Today I am thankful that Milo, Daniel, and I had a marvelous long weekend. We went to a wedding, and I was reminded again that good weddings are small acts of public service. They remind established, fretful, static-prone couples of why they are in fact couples. When I was younger and not yet married, weddings were great because they reunited me with my friends. Now, weddings reunite me with Daniel, and with our best selves as husband and wife.
I had been writing the vampire sex post in my head for weeks and weeks. The post I’m going to try to write tonight (essay, as a verb) is still inchoate. For a week, I’ve been trying to come up with a term for the compelling opposite of the electric flower. How can I describe the person that the electric flower wants for her own purposes? Who does she want to hijack? If, as I wrote, the promise of vampire sex is that it collapses the difference between 25 and 40, then what’s the term for the 40-year-old so deeply desired by the 25-year-old? If he wants her youth, she wants his experience, she wants to pole-vault into his sophisticated, intelligent world with good wine, real art, esoteric cheeses — no IKEA in sight. She wants to skip the starter life stage, and go right to the payoff. Readers, help me out here.

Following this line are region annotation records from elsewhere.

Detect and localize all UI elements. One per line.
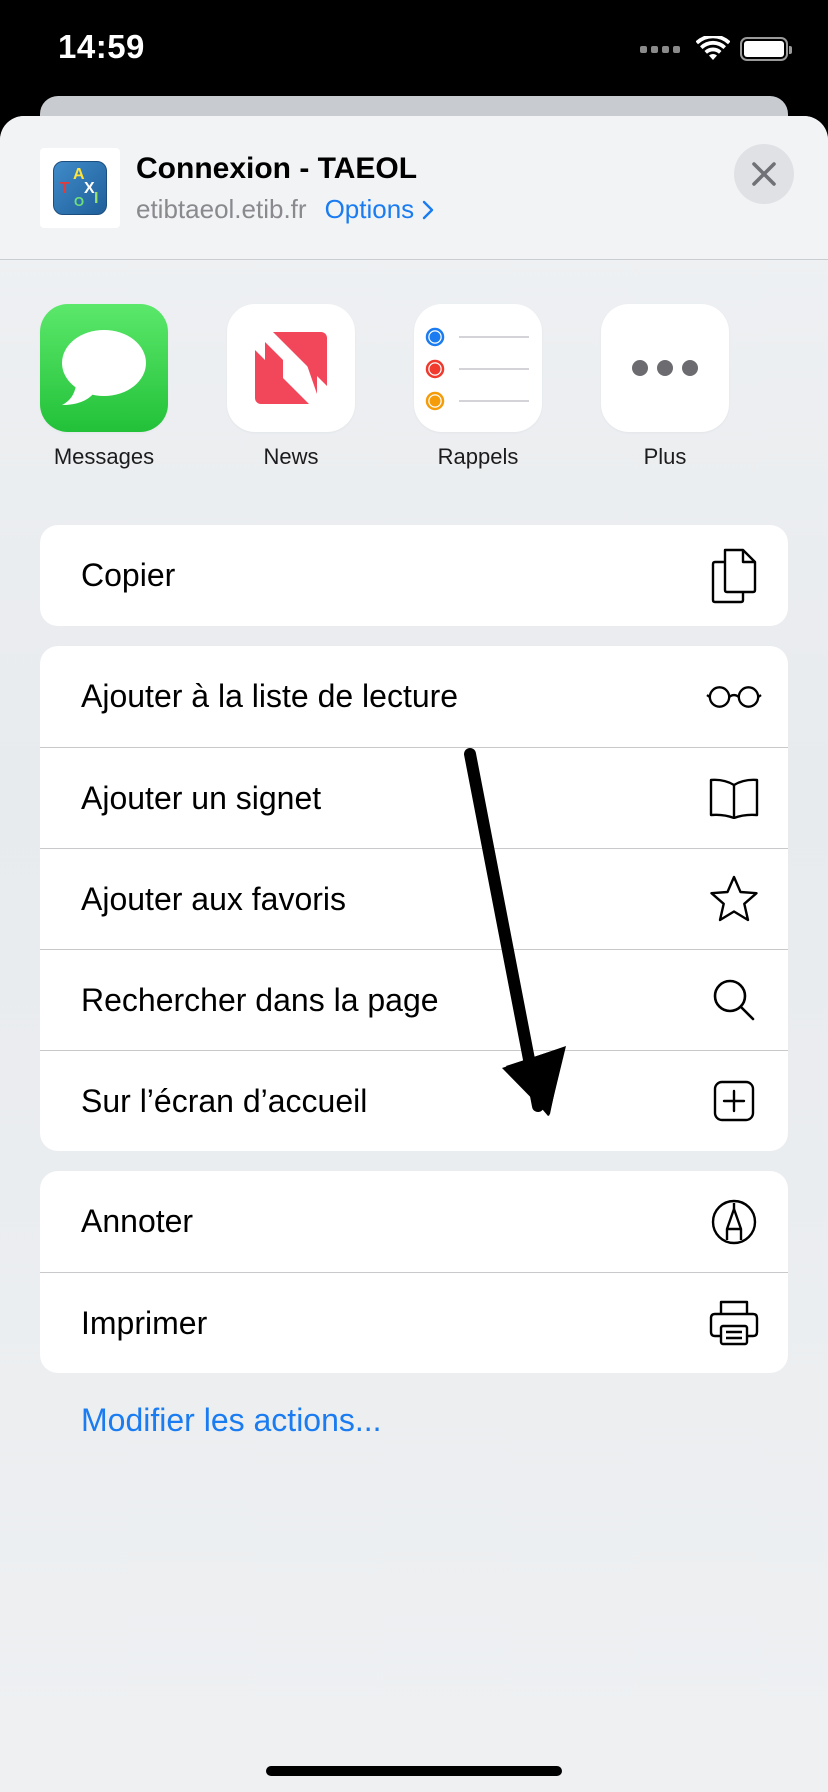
action-label: Ajouter à la liste de lecture bbox=[81, 678, 459, 714]
action-reading-list[interactable]: Ajouter à la liste de lecture bbox=[40, 646, 788, 747]
status-bar: 14:59 bbox=[0, 0, 828, 100]
share-sheet-header: T A X I O Connexion - TAEOL etibtaeol.et… bbox=[0, 116, 828, 260]
chevron-right-icon bbox=[422, 200, 434, 219]
action-print[interactable]: Imprimer bbox=[40, 1272, 788, 1373]
taxi-logo-icon: T A X I O bbox=[53, 161, 107, 215]
app-label: Plus bbox=[643, 444, 687, 469]
messages-icon bbox=[40, 304, 168, 432]
app-news[interactable]: News bbox=[227, 304, 355, 470]
book-icon bbox=[706, 770, 762, 826]
action-bookmark[interactable]: Ajouter un signet bbox=[40, 747, 788, 848]
action-copy[interactable]: Copier bbox=[40, 525, 788, 626]
printer-icon bbox=[706, 1295, 762, 1351]
more-icon bbox=[601, 304, 729, 432]
status-icons bbox=[640, 34, 792, 64]
add-square-icon bbox=[706, 1073, 762, 1129]
action-label: Imprimer bbox=[81, 1304, 208, 1341]
action-favorites[interactable]: Ajouter aux favoris bbox=[40, 848, 788, 949]
action-label: Ajouter un signet bbox=[81, 779, 322, 816]
site-url: etibtaeol.etib.fr bbox=[136, 194, 307, 224]
app-messages[interactable]: Messages bbox=[40, 304, 168, 470]
app-label: Rappels bbox=[437, 444, 519, 469]
options-label: Options bbox=[324, 194, 415, 224]
action-label: Sur l’écran d’accueil bbox=[81, 1082, 368, 1119]
close-button[interactable] bbox=[734, 144, 794, 204]
action-label: Rechercher dans la page bbox=[81, 981, 439, 1018]
status-time: 14:59 bbox=[58, 28, 145, 65]
action-add-to-home-screen[interactable]: Sur l’écran d’accueil bbox=[40, 1050, 788, 1151]
action-find-in-page[interactable]: Rechercher dans la page bbox=[40, 949, 788, 1050]
copy-icon bbox=[706, 548, 762, 604]
options-button[interactable]: Options bbox=[325, 194, 435, 225]
star-icon bbox=[706, 871, 762, 927]
action-label: Annoter bbox=[81, 1203, 194, 1239]
action-markup[interactable]: Annoter bbox=[40, 1171, 788, 1272]
glasses-icon bbox=[706, 669, 762, 725]
reminders-icon bbox=[414, 304, 542, 432]
close-icon bbox=[752, 162, 776, 186]
app-reminders[interactable]: Rappels bbox=[414, 304, 542, 470]
action-label: Copier bbox=[81, 557, 176, 593]
app-label: Messages bbox=[53, 444, 155, 469]
news-icon bbox=[227, 304, 355, 432]
home-indicator[interactable] bbox=[266, 1766, 562, 1776]
actions-group-page: Ajouter à la liste de lecture Ajouter un… bbox=[40, 646, 788, 1151]
search-icon bbox=[706, 972, 762, 1028]
wifi-icon bbox=[696, 36, 730, 60]
app-more[interactable]: Plus bbox=[601, 304, 729, 470]
site-favicon: T A X I O bbox=[40, 148, 120, 228]
actions-group-tools: Annoter Imprimer bbox=[40, 1171, 788, 1373]
site-subtitle: etibtaeol.etib.fr Options bbox=[136, 194, 434, 225]
page-title: Connexion - TAEOL bbox=[136, 152, 418, 185]
actions-group-copy: Copier bbox=[40, 525, 788, 626]
action-label: Ajouter aux favoris bbox=[81, 880, 347, 917]
markup-icon bbox=[706, 1194, 762, 1250]
share-sheet: T A X I O Connexion - TAEOL etibtaeol.et… bbox=[0, 116, 828, 1792]
app-label: News bbox=[263, 444, 319, 469]
share-apps-row: Messages News Rappels Plus bbox=[0, 304, 828, 494]
edit-actions-link[interactable]: Modifier les actions... bbox=[81, 1402, 382, 1439]
battery-icon bbox=[740, 37, 792, 61]
cellular-signal-icon bbox=[640, 45, 680, 53]
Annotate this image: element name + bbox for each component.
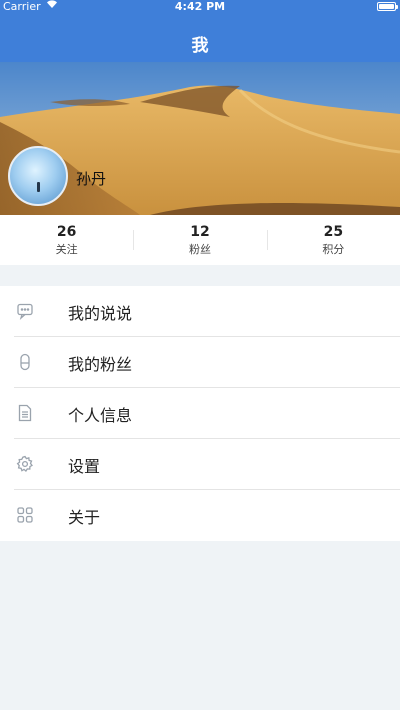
profile-name: 孙丹 [76,170,107,188]
stat-label: 关注 [55,243,78,256]
grid-icon [16,506,34,524]
menu-list: 我的说说 我的粉丝 个人信息 设置 关于 [0,286,400,541]
stat-label: 粉丝 [188,243,211,256]
menu-item-personal-info[interactable]: 个人信息 [0,388,400,439]
menu-item-my-posts[interactable]: 我的说说 [0,286,400,337]
gear-icon [16,455,34,473]
menu-item-label: 我的粉丝 [68,354,133,374]
stat-value: 25 [323,224,344,240]
stat-value: 26 [56,224,77,240]
menu-item-about[interactable]: 关于 [0,490,400,541]
status-time: 4:42 PM [174,0,226,13]
person-icon [16,353,34,371]
menu-item-label: 我的说说 [68,303,133,323]
document-icon [16,404,34,422]
avatar-figure [37,182,40,192]
stat-fans[interactable]: 12 粉丝 [133,215,266,265]
battery-icon [377,2,398,11]
avatar[interactable] [8,146,68,206]
navigation-bar: Carrier 4:42 PM 我 [0,0,400,62]
menu-item-my-fans[interactable]: 我的粉丝 [0,337,400,388]
menu-item-settings[interactable]: 设置 [0,439,400,490]
stat-label: 积分 [322,243,345,256]
stats-bar: 26 关注 12 粉丝 25 积分 [0,215,400,265]
status-bar: Carrier 4:42 PM [0,0,400,14]
stat-points[interactable]: 25 积分 [266,215,400,265]
menu-item-label: 个人信息 [68,405,133,425]
stat-value: 12 [190,224,210,240]
menu-item-label: 关于 [68,507,101,527]
stat-following[interactable]: 26 关注 [0,215,133,265]
menu-item-label: 设置 [68,456,101,476]
page-title: 我 [191,36,209,56]
message-icon [16,302,34,320]
battery-level-fill [379,4,394,9]
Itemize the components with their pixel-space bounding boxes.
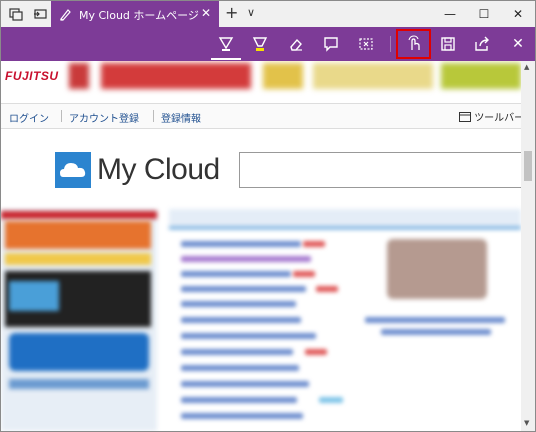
- news-photo[interactable]: [387, 239, 487, 299]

When I was an electric flower, Daniel was this as-yet-unnamed entity for me (I keep coming back to something with a cello, because I love the sound of the cello and find it mysterious and mature. Something with a sun? I really should have thought more about this before starting to write, but I couldn’t think of anything else to write but this. So bear with me — this is a post-in-progress.) I loved him for himself, of course, but also because of his magic life. He was the most glamorous, most grown-up individual I had ever met. Daniel had much more money than I did when we met — I was earning $200 a week, pre-tax. The cliche is that older men attract younger women with their money and power. I did enjoy much better restaurants than my peers, and much better birthday gifts. But the draw wasn’t money, it was his opposite of youthfulness. I had enough youthfulness for the both of us. Youthfulness, if we remember it clearly and not covetously, comes with a lot of anxiety: how is it all going to come together? How do I get from here to there? I wanted to be with someone who had certainty, I wanted done deals, I wanted experience and stories, not promise and anxiety. I wanted to be with someone who had a credible claim on actually knowing the answers (and to be done with young men who just thought they knew the answers) I wanted to skip to the end (more accurately, deep middle) of the story.
My dearest and most beloved women friends are very much like me. Come to think of it, my three closest friends and I were all born in the same month of the same year. We are smart, strict, witty, careful eldest daughters with with excellent accessories. We radiate sanity. Your children, your credit cards, your car, your secrets are very safe with us.
But my happiest romantic and sexual relationships have been with men who are not very much like me at all. An ex-army man who rode a motorcycle and side-stepped his way through college. A brilliant Jewish man who could make puns faster than most people could breathe, with no taste in clothes or food and certainty about everything else (he was also extremely sane — we started at different places, but we were headed to the same place. Our differences would have evaporated too soon and left us like two scorpions in a bottle. I adore him to this day, but we could have made each other very unhappy). And Daniel — wrong age, wrong religion, wrong history, wrong attitudes, wrong everything.
What would love or sex be like if you weren’t trying to use it to get inside of something — a way of thinking or living or being — so different? What is it like to be symmetrical? (Actually, I know the answer — see the next paragraph.) Maybe I recognize vampire sex now not just because I am feeling vampiric at 40, but because I was already a vampire at 24. If sex is (sometimes, sometimes) about dissolving the boundaries between you and another person insofar as you can, the boundaries might as well be high, thick, and well-policed so that their dissolution is an adventure and an achievement. Oh, but it does sound sweet to find yourself in a similar other, too.
Eventually, electric flowers run out of juice, and cellos sound familiar. The compelling asymmetry is gone. I can’t tell if our past made us better prepared for this point, because this familiarity is actually kind of new for us — or worse, because we have a memory of this intoxicating otherness that drove us for years. What do we do with each other now? That’s not a desperate question, hardly even a serious one. We do what we do, we keep going. But I think I miss the difference. I have to learn to find the charge in the absence of difference.